ノロウイルスに効く薬はない、体外に排出しなければならないのに、下痢止め効果のある薬を飲むことなどもってのほか」

「胃がムカムカすると、すぐに胃酸を抑える薬を飲む人がいるが、あまりいいことではない。胃酸があることによって強烈な細菌やバクテリアを殺すように出来ている。胃薬を飲み続けているとピロリ菌を殺せなくなる」

 

4.延命治療を盲信してしまった

 

 個人的に一番著者の言い分を支持している項目。何故ならそのタイトル通り、日本人の平均寿命が長くなることには反対しているから(……)。寝たきりになってまで本当に生きていたいか? 死なせない医療は本当の医療か? 著者はそのような現代の医療制度やターミナルケアの問題についても触れている。これは、死の淵に立たされた本人よりも、家族や周りの人間、ひいては世界中の人全てがもっと本気で考えてはいけない問題なのだろう。自分の親が死にそうになったらどうなるか、配偶者が寝たきりになったら……。そのようなことを病院は代わりに考えてはくれない。縁起でもない、などと言わずに、事前に家族と真剣に話し合っておく必要があるのだろう。まずはそれが第一歩だ。

 

5.民間療法を盲信してしまった

 

 盲信、という言葉の通り、人の弱みに付け込んで施術を行う悪どい奴らの餌食になった、またはなりかけた人が後を絶たない。もちろん西洋医学が良くて民間療法が悪いという訳ではない、その逆の場合もある。しかし、病気で迷う人がいるから、このような悪徳施術者が儲かって、尚且つ国も野放しにしているんだろうな……

 

6.最期に後悔しないために

 

 年々子供の自殺が増えている。そのとき、教育現場よりも家庭環境を見直すべきだと、著者は主張する。確かに、世間やマスコミは、残された家族に同情しているのか何なのか知らないが、自殺した子供の親の問題点をあげようとしない。いつも臭いものに蓋をしようとする。それでは今後も更に自殺が増え続けるし、何も解決しない、と私も思う。

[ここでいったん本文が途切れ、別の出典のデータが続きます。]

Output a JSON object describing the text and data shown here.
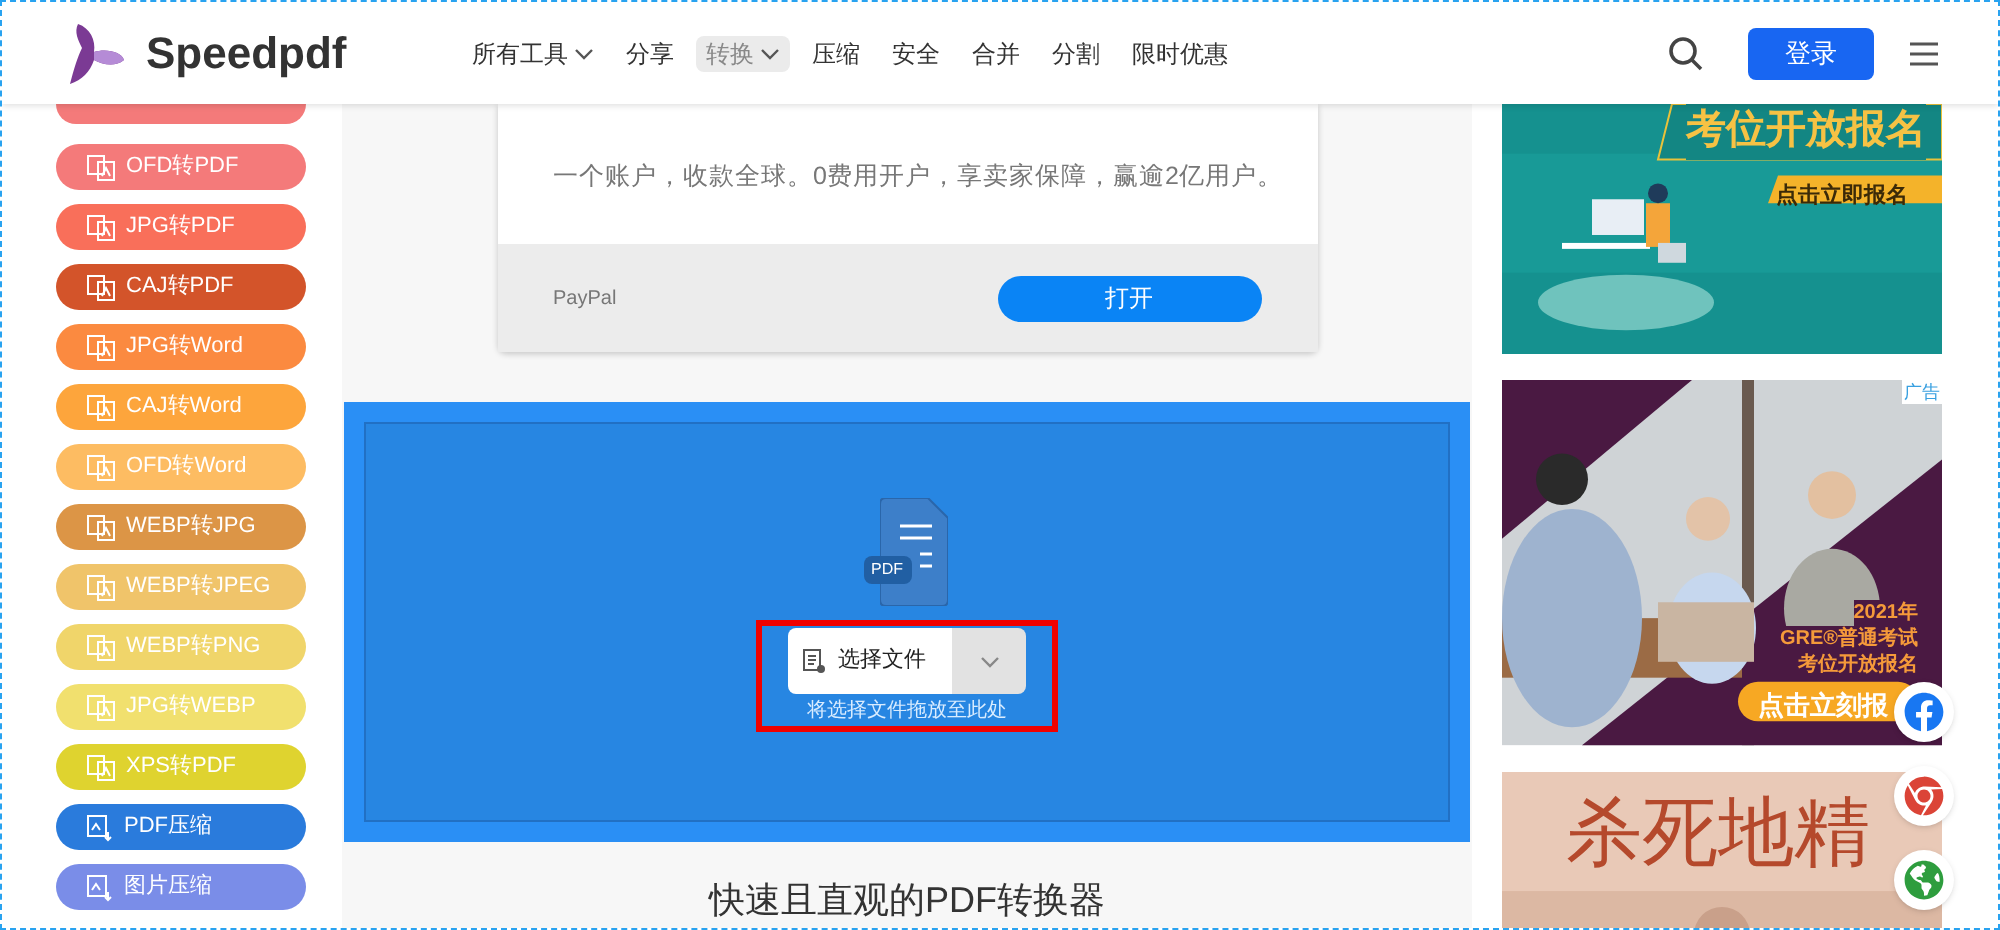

 遺族年金や遺産問題に関してもそうである。自分の家族が死んでも後悔する以前に、本当の意味で悔い改めることをしない親族も多い。そこで、例え現在自分が死の淵に立たされている状態でなかったとしても、自分のやりたいことのリストを作ったり、計画を立てておけば、もしかしたら家族だけでなく、自分も“幸せな死”を迎えることが出来るかもしれない。

 

 

 まとめると、本書はなかなか啓蒙的な内容が多く、またあらゆる読者にとって耳が痛い部分もあるかもしれない。けれど、この本に書かれてある項目は、誰一人として無関係ではない。本当の意味で「後悔先に立たず」になる前に、出来る事を探してみよう。

 ちなみに私は、死ぬ前に自伝を完成させたい。書いて多くの人に読んでもらいたい。それまでは死ねない。

 一応いつ死んでもいいように遺書を書いておいているし、保険もかけているけれど。